A large body of research has linked happiness and positive emotions to a longer life expectancy. Conversely, unhappiness has been associated with a shorter life span. For example, A study published in the Proceedings of the National Academy of Sciences found that people who reported feeling happier tended to live longer than those who reported feeling unhappy. The study followed a large sample of individuals over a period of several decades and found that those who were happier tended to have a lower risk of death from a range of causes.
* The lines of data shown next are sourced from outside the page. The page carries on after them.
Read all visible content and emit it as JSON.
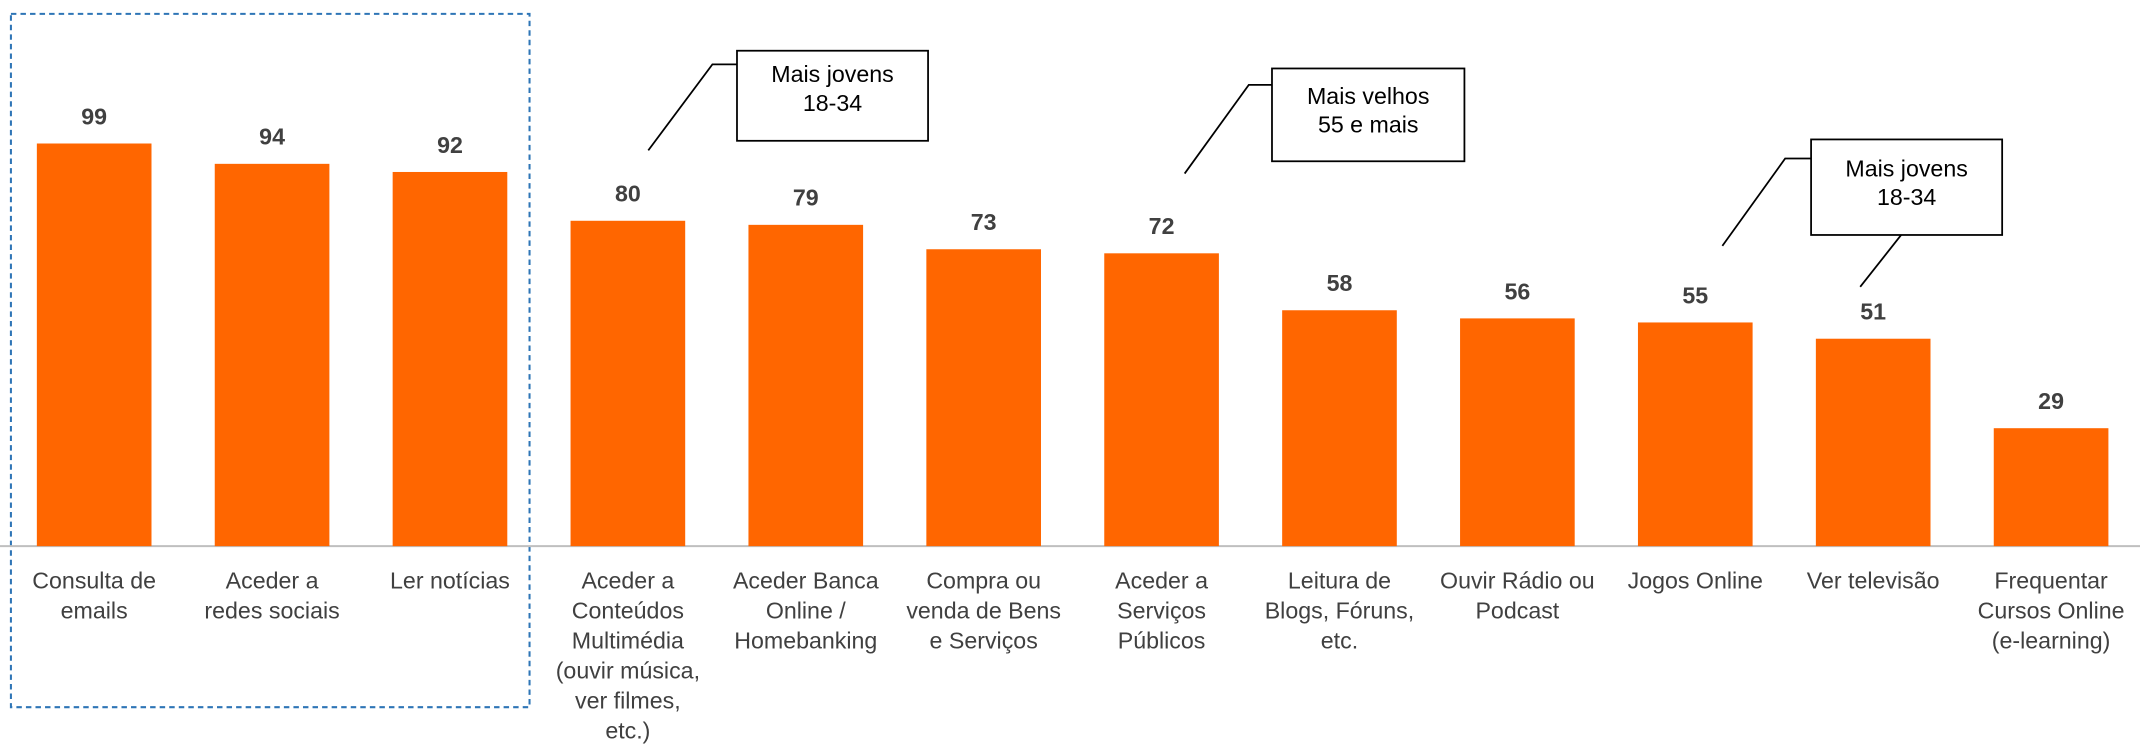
{
  "chart_data": {
    "type": "bar",
    "categories": [
      "Consulta de\nemails",
      "Aceder a\nredes sociais",
      "Ler notícias",
      "Aceder a\nConteúdos\nMultimédia\n(ouvir música,\nver filmes,\netc.)",
      "Aceder Banca\nOnline /\nHomebanking",
      "Compra ou\nvenda de Bens\ne Serviços",
      "Aceder a\nServiços\nPúblicos",
      "Leitura de\nBlogs, Fóruns,\netc.",
      "Ouvir Rádio ou\nPodcast",
      "Jogos Online",
      "Ver televisão",
      "Frequentar\nCursos Online\n(e-learning)"
    ],
    "values": [
      99,
      94,
      92,
      80,
      79,
      73,
      72,
      58,
      56,
      55,
      51,
      29
    ],
    "color": "#ff6600",
    "ylim": [
      0,
      100
    ],
    "annotations": [
      "Mais jovens\n18-34",
      "Mais velhos\n55 e mais",
      "Mais jovens\n18-34"
    ]
  }
}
Overall, the evidence suggests that being unhappy or chronically experiencing negative emotions can have significant negative effects on both mental and physical health. It is important to take steps to improve emotional well-being and seek support if needed.

Here are a few of our references…

  1. Mental health: Kuppens, P., Realo, A., & Allik, J. (2008). Individual and situational predictors of negative emotions in Estonian and Dutch young adults. Journal of Abnormal Psychology, 117(2), 373–385.
  1. Physical health: Steptoe, A., Dockray, S., & Wardle, J. (2009). Positive affect and psychobiological processes relevant to health. Journal of Psychosomatic Research, 66(5), 41–50.
  1. Immune system: Pressman, S. D., Cohen, S., Miller, G. E., Barkin, A., Rabin, B. S., & Treanor, J. J. (2005). Loneliness, social network size, and immune response to influenza vaccination in college freshmen. Psychosomatic Medicine, 67(6), 881–888.
  1. Sleep: Lallukka, T., Sivertsen, B., Kronholm, E., Bin, Y. S., Øverland, S., Glozier, N., … & Kivimäki, M. (2013). Association of change in sleep duration with healthy ageing in the young-old: a longitudinal study. Sleep, 36(11), 1809-1817.
  1. Life expectancy: Diener, E., Chan, M. Y., Happy people live longer: Subjective well-being contributes to health and longevity, Proceedings of the National Academy of Sciences Mar 2011, 108 (45) 18212-18215.
  1. Bruno S. Frey Happy People Live Longer.Science 331,542-543(2011).DOI:10.1126/science.1201060

The Science is overwhelming now go get happy!